TEMPO.CO, Jakarta - Lemahnya daya beli masyarakat disinyalir akibat dari peralihan pola konsumsi konvesional menjadi e-commerce atau perdagangan online. Namun, dugaan itu ditepis oleh Menteri Koordinator bidang Perekonomian Darmin Nasution.
Darmin mengatakan bahwa e-commerce baru berkembang di Indonesia, sehingga diyakini jumlahnya belum sebanyak di negara lain. Menurutnya, lesunya konsumsi pada akhir kuartal II 2017 disebabkan karena banyaknya konsumen yang menahan diri untuk membelanjakan uangnya, dan bukan karena adanya e-commerce.

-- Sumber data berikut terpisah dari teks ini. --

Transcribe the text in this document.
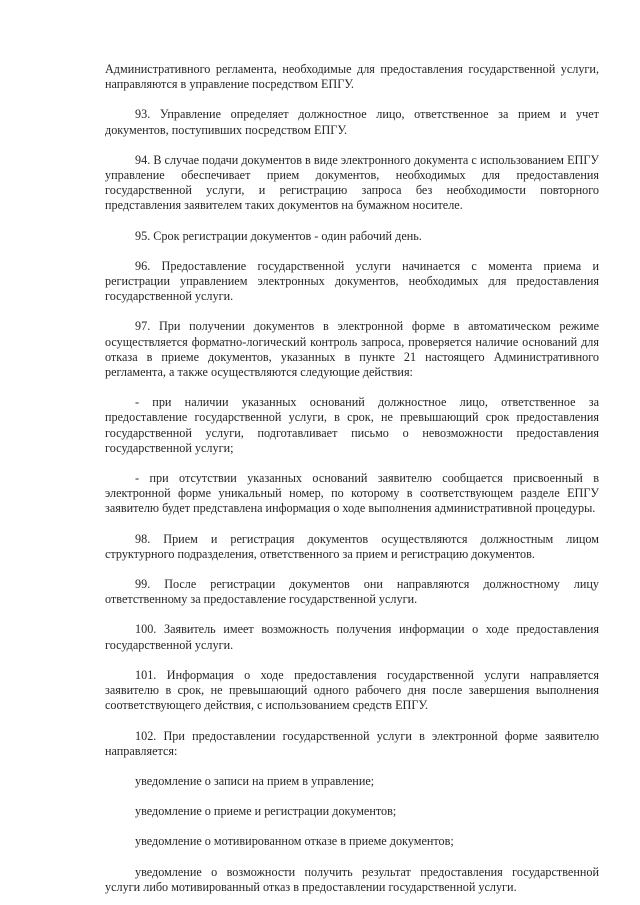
Административного регламента, необходимые для предоставления государственной услуги, направляются в управление посредством ЕПГУ.

93. Управление определяет должностное лицо, ответственное за прием и учет документов, поступивших посредством ЕПГУ.

94. В случае подачи документов в виде электронного документа с использованием ЕПГУ управление обеспечивает прием документов, необходимых для предоставления государственной услуги, и регистрацию запроса без необходимости повторного представления заявителем таких документов на бумажном носителе.

95. Срок регистрации документов - один рабочий день.

96. Предоставление государственной услуги начинается с момента приема и регистрации управлением электронных документов, необходимых для предоставления государственной услуги.

97. При получении документов в электронной форме в автоматическом режиме осуществляется форматно-логический контроль запроса, проверяется наличие оснований для отказа в приеме документов, указанных в пункте 21 настоящего Административного регламента, а также осуществляются следующие действия:

- при наличии указанных оснований должностное лицо, ответственное за предоставление государственной услуги, в срок, не превышающий срок предоставления государственной услуги, подготавливает письмо о невозможности предоставления государственной услуги;

- при отсутствии указанных оснований заявителю сообщается присвоенный в электронной форме уникальный номер, по которому в соответствующем разделе ЕПГУ заявителю будет представлена информация о ходе выполнения административной процедуры.

98. Прием и регистрация документов осуществляются должностным лицом структурного подразделения, ответственного за прием и регистрацию документов.

99. После регистрации документов они направляются должностному лицу ответственному за предоставление государственной услуги.

100. Заявитель имеет возможность получения информации о ходе предоставления государственной услуги.

101. Информация о ходе предоставления государственной услуги направляется заявителю в срок, не превышающий одного рабочего дня после завершения выполнения соответствующего действия, с использованием средств ЕПГУ.

102. При предоставлении государственной услуги в электронной форме заявителю направляется:

уведомление о записи на прием в управление;

уведомление о приеме и регистрации документов;

уведомление о мотивированном отказе в приеме документов;

уведомление о возможности получить результат предоставления государственной услуги либо мотивированный отказ в предоставлении государственной услуги.
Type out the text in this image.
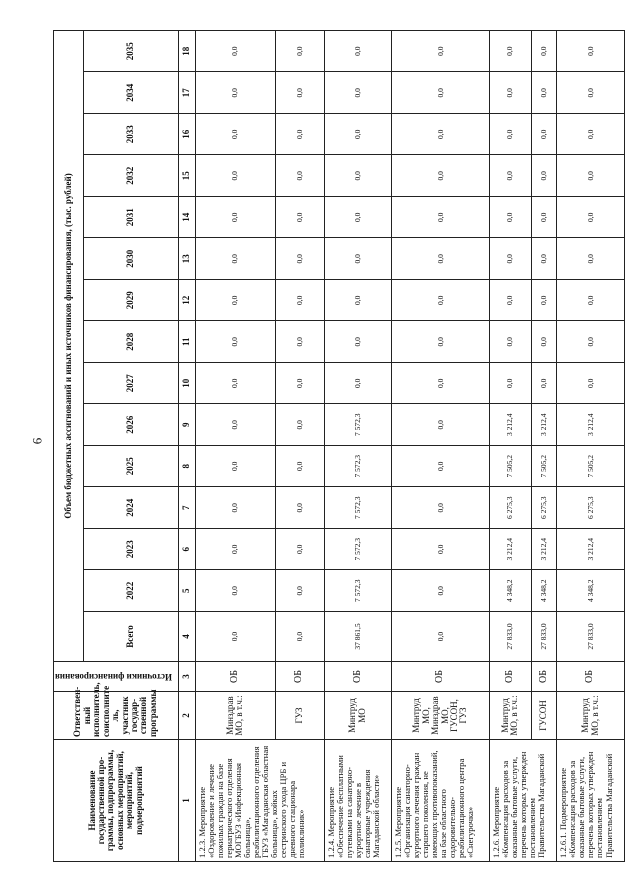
6
Наименование государственной про-граммы, подпрограммы, основных мероприятий, мероприятий, подмероприятий	Ответствен-ный исполнитель, соисполните ль, участник государ-ственной программы	Источники финансирования	Объем бюджетных ассигнований и иных источников финансирования, (тыс. рублей)														
			Всего	2022	2023	2024	2025	2026	2027	2028	2029	2030	2031	2032	2033	2034	2035
1	2	3	4	5	6	7	8	9	10	11	12	13	14	15	16	17	18
1.2.3. Мероприятие «Оздоровление и лечение пожилых граждан на базе гериатрического отделения МОГБУЗ «Инфекционная больница», реабилитационного отделения ГБУЗ «Магаданская областная больница», койках сестринского ухода ЦРБ и дневного стационара поликлиник»	Минздрав МО, в т.ч.:	ОБ	0,0	0,0	0,0	0,0	0,0	0,0	0,0	0,0	0,0	0,0	0,0	0,0	0,0	0,0	0,0
	ГУЗ	ОБ	0,0	0,0	0,0	0,0	0,0	0,0	0,0	0,0	0,0	0,0	0,0	0,0	0,0	0,0	0,0
1.2.4. Мероприятие «Обеспечение бесплатными путевками на санаторно-курортное лечение в санаторные учреждения Магаданской области»	Минтруд МО	ОБ	37 861,5	7 572,3	7 572,3	7 572,3	7 572,3	7 572,3	0,0	0,0	0,0	0,0	0,0	0,0	0,0	0,0	0,0
1.2.5. Мероприятие «Организация санаторно-курортного лечения граждан старшего поколения, не имеющих противопоказаний, на базе областного оздоровительно-реабилитационного центра «Снегурочка»	Минтруд МО, Минздрав МО, ГУСОН, ГУЗ	ОБ	0,0	0,0	0,0	0,0	0,0	0,0	0,0	0,0	0,0	0,0	0,0	0,0	0,0	0,0	0,0
1.2.6. Мероприятие «Компенсация расходов за оказанные бытовые услуги, перечень которых утвержден постановлением Правительства Магаданской	Минтруд МО, в т.ч.:	ОБ	27 833,0	4 348,2	3 212,4	6 275,3	7 505,2	3 212,4	0,0	0,0	0,0	0,0	0,0	0,0	0,0	0,0	0,0
	ГУСОН	ОБ	27 833,0	4 348,2	3 212,4	6 275,3	7 505,2	3 212,4	0,0	0,0	0,0	0,0	0,0	0,0	0,0	0,0	0,0
1.2.6.1. Подмероприятие «Компенсация расходов за оказанные бытовые услуги, перечень которых утвержден постановлением Правительства Магаданской	Минтруд МО, в т.ч.:	ОБ	27 833,0	4 348,2	3 212,4	6 275,3	7 505,2	3 212,4	0,0	0,0	0,0	0,0	0,0	0,0	0,0	0,0	0,0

“Gini ya, mungkin itu (e-commerce) ada, tapi saya nggak yakin banyak. Saya lebih yakin tahun ini, (dikarenakan) akhir Juni sudah mulai lebaran sehingga orang menunggu mau pulang kampung, dan dia menunda konsumsi. Tahun lalu itu lebaran Juli, coba deh bandingin, mirip. Tapi kalau ini dibandingkan, Juni-Juni ya gak cocok, karena ada faktor lebaran. Lebih besar itu potensinya,” ungkap Darmin belum lama ini.
Baca: Tangkap Pertumbuhan Bisnis Online, BI Siapkan Big Data
Meski begitu, Darmin mengakui jika perkembangan e-commerce akhir-akhir ini memang cukup pesat sehingga perlu ada langka lebih lanjut untuk menangkap potensi dari sektor perdagangan online tersebut.

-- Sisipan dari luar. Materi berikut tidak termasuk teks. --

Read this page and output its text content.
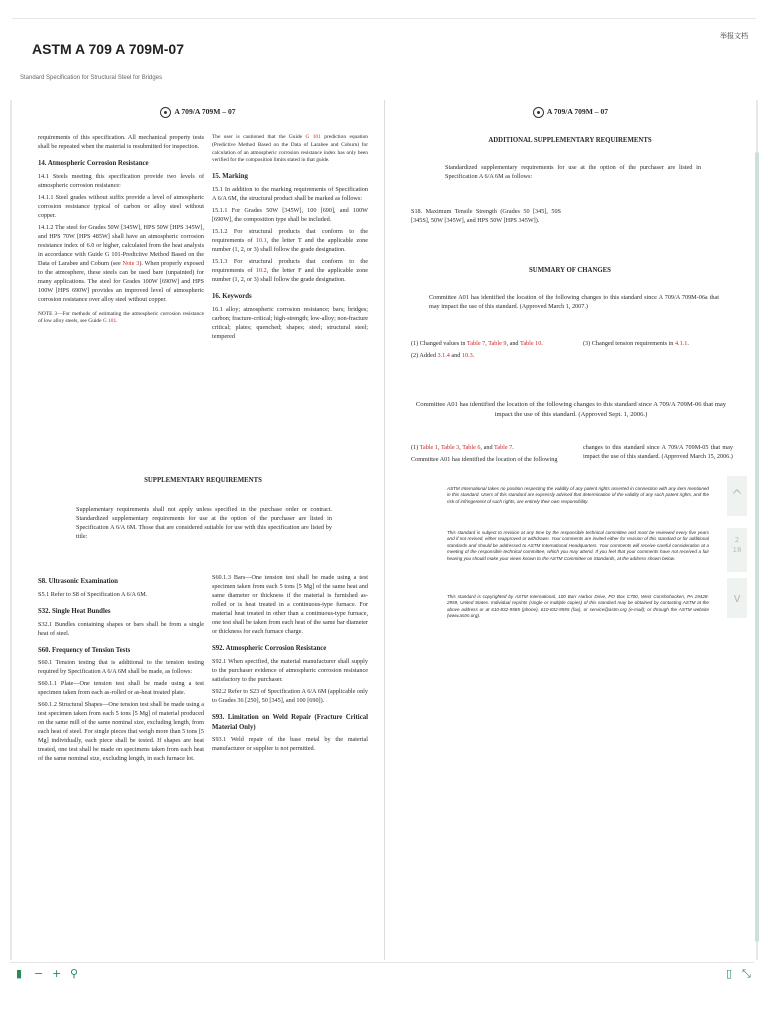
ASTM A 709 A 709M-07
Standard Specification for Structural Steel for Bridges
举报文档
A 709/A 709M – 07

requirements of this specification. All mechanical property tests shall be repeated when the material is resubmitted for inspection.

14. Atmospheric Corrosion Resistance

14.1 Steels meeting this specification provide two levels of atmospheric corrosion resistance:

14.1.1 Steel grades without suffix provide a level of atmospheric corrosion resistance typical of carbon or alloy steel without copper.

14.1.2 The steel for Grades 50W [345W], HPS 50W [HPS 345W], and HPS 70W [HPS 485W] shall have an atmospheric corrosion resistance index of 6.0 or higher, calculated from the heat analysis in accordance with Guide G 101-Predictive Method Based on the Data of Larabee and Coburn (see Note 3). When properly exposed to the atmosphere, these steels can be used bare (unpainted) for many applications. The steel for Grades 100W [690W] and HPS 100W [HPS 690W] provides an improved level of atmospheric corrosion resistance over alloy steel without copper.

NOTE 3—For methods of estimating the atmospheric corrosion resistance of low alloy steels, see Guide G 101.

The user is cautioned that the Guide G 101 prediction equation (Predictive Method Based on the Data of Larabee and Coburn) for calculation of an atmospheric corrosion resistance index has only been verified for the composition limits stated in that guide.

15. Marking

15.1 In addition to the marking requirements of Specification A 6/A 6M, the structural product shall be marked as follows:

15.1.1 For Grades 50W [345W], 100 [690], and 100W [690W], the composition type shall be included.

15.1.2 For structural products that conform to the requirements of 10.1, the letter T and the applicable zone number (1, 2, or 3) shall follow the grade designation.

15.1.3 For structural products that conform to the requirements of 10.2, the letter F and the applicable zone number (1, 2, or 3) shall follow the grade designation.

16. Keywords

16.1 alloy; atmospheric corrosion resistance; bars; bridges; carbon; fracture-critical; high-strength; low-alloy; non-fracture critical; plates; quenched; shapes; steel; structural steel; tempered

SUPPLEMENTARY REQUIREMENTS
Supplementary requirements shall not apply unless specified in the purchase order or contract. Standardized supplementary requirements for use at the option of the purchaser are listed in Specification A 6/A 6M. Those that are considered suitable for use with this specification are listed by title:
S8. Ultrasonic Examination

S5.1 Refer to S8 of Specification A 6/A 6M.

S32. Single Heat Bundles

S32.1 Bundles containing shapes or bars shall be from a single heat of steel.

S60. Frequency of Tension Tests

S60.1 Tension testing that is additional to the tension testing required by Specification A 6/A 6M shall be made, as follows:

S60.1.1 Plate—One tension test shall be made using a test specimen taken from each as-rolled or as-heat treated plate.

S60.1.2 Structural Shapes—One tension test shall be made using a test specimen taken from each 5 tons [5 Mg] of material produced on the same mill of the same nominal size, excluding length, from each heat of steel. For single pieces that weigh more than 5 tons [5 Mg] individually, each piece shall be tested. If shapes are heat treated, one test shall be made on specimens taken from each heat of the same nominal size, excluding length, in each furnace lot.

S60.1.3 Bars—One tension test shall be made using a test specimen taken from each 5 tons [5 Mg] of the same heat and same diameter or thickness if the material is furnished as-rolled or is heat treated in a continuous-type furnace. For material heat treated in other than a continuous-type furnace, one test shall be taken from each heat of the same bar diameter or thickness for each furnace charge.

S92. Atmospheric Corrosion Resistance

S92.1 When specified, the material manufacturer shall supply to the purchaser evidence of atmospheric corrosion resistance satisfactory to the purchaser.

S92.2 Refer to S23 of Specification A 6/A 6M (applicable only to Grades 36 [250], 50 [345], and 100 [690]).

S93. Limitation on Weld Repair (Fracture Critical Material Only)

S93.1 Weld repair of the base metal by the material manufacturer or supplier is not permitted.

A 709/A 709M – 07
ADDITIONAL SUPPLEMENTARY REQUIREMENTS
Standardized supplementary requirements for use at the option of the purchaser are listed in Specification A 6/A 6M as follows:
S18. Maximum Tensile Strength (Grades 50 [345], 50S [345S], 50W [345W], and HPS 50W [HPS 345W]).
SUMMARY OF CHANGES
Committee A01 has identified the location of the following changes to this standard since A 709/A 709M-06a that may impact the use of this standard. (Approved March 1, 2007.)

(1) Changed values in Table 7, Table 9, and Table 10.

(2) Added 3.1.4 and 10.3.

(3) Changed tension requirements in 4.1.1.

Committee A01 has identified the location of the following changes to this standard since A 709/A 709M-06 that may impact the use of this standard. (Approved Sept. 1, 2006.)

(1) Table 1, Table 3, Table 6, and Table 7.

Committee A01 has identified the location of the following

changes to this standard since A 709/A 709M-05 that may impact the use of this standard. (Approved March 15, 2006.)
ASTM International takes no position respecting the validity of any patent rights asserted in connection with any item mentioned in this standard. Users of this standard are expressly advised that determination of the validity of any such patent rights, and the risk of infringement of such rights, are entirely their own responsibility.
This standard is subject to revision at any time by the responsible technical committee and must be reviewed every five years and if not revised, either reapproved or withdrawn. Your comments are invited either for revision of this standard or for additional standards and should be addressed to ASTM International Headquarters. Your comments will receive careful consideration at a meeting of the responsible technical committee, which you may attend. If you feel that your comments have not received a fair hearing you should make your views known to the ASTM Committee on Standards, at the address shown below.
This standard is copyrighted by ASTM International, 100 Barr Harbor Drive, PO Box C700, West Conshohocken, PA 19428-2959, United States. Individual reprints (single or multiple copies) of this standard may be obtained by contacting ASTM at the above address or at 610-832-9585 (phone), 610-832-9555 (fax), or service@astm.org (e-mail); or through the ASTM website (www.astm.org).
^
2
18
v
▮ − + ⚲	▯ ⤡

“E-commerce itu banyak yang punya sendiri-sendiri dan belum masuk di intinya (item yang dibahas) Bank Indonesia. National payment gateway-nya belum berkembang, jadi belum terlihat transaksi digital. Jadi national payment gateway biar dikembangkan sama Bank Indonesia [terlebih dahulu],” ujarnya.
Senada dengan Darmin, Ekonom INDEF Bhima Yudhistira juga mengakui jika pesatnya e-commerce bukan jadi alasan dibalik lemahnya konsumsi, seperti yang dipaparkan dalam data BPS.
Menurutnya, meski e-commerce berkembang pesat namun peran perdagangan online itu hanya memberi sumbangsih 1 persen dalam pertumbuhan ekonomi Indonesia. “Karena porsi e-commerce masih dibawah 1 persen dibandingkan total ritel nasional. Kalau dibilang shifting sepertinya ga bisa digeneralisir secara nasional,” kata Bhima.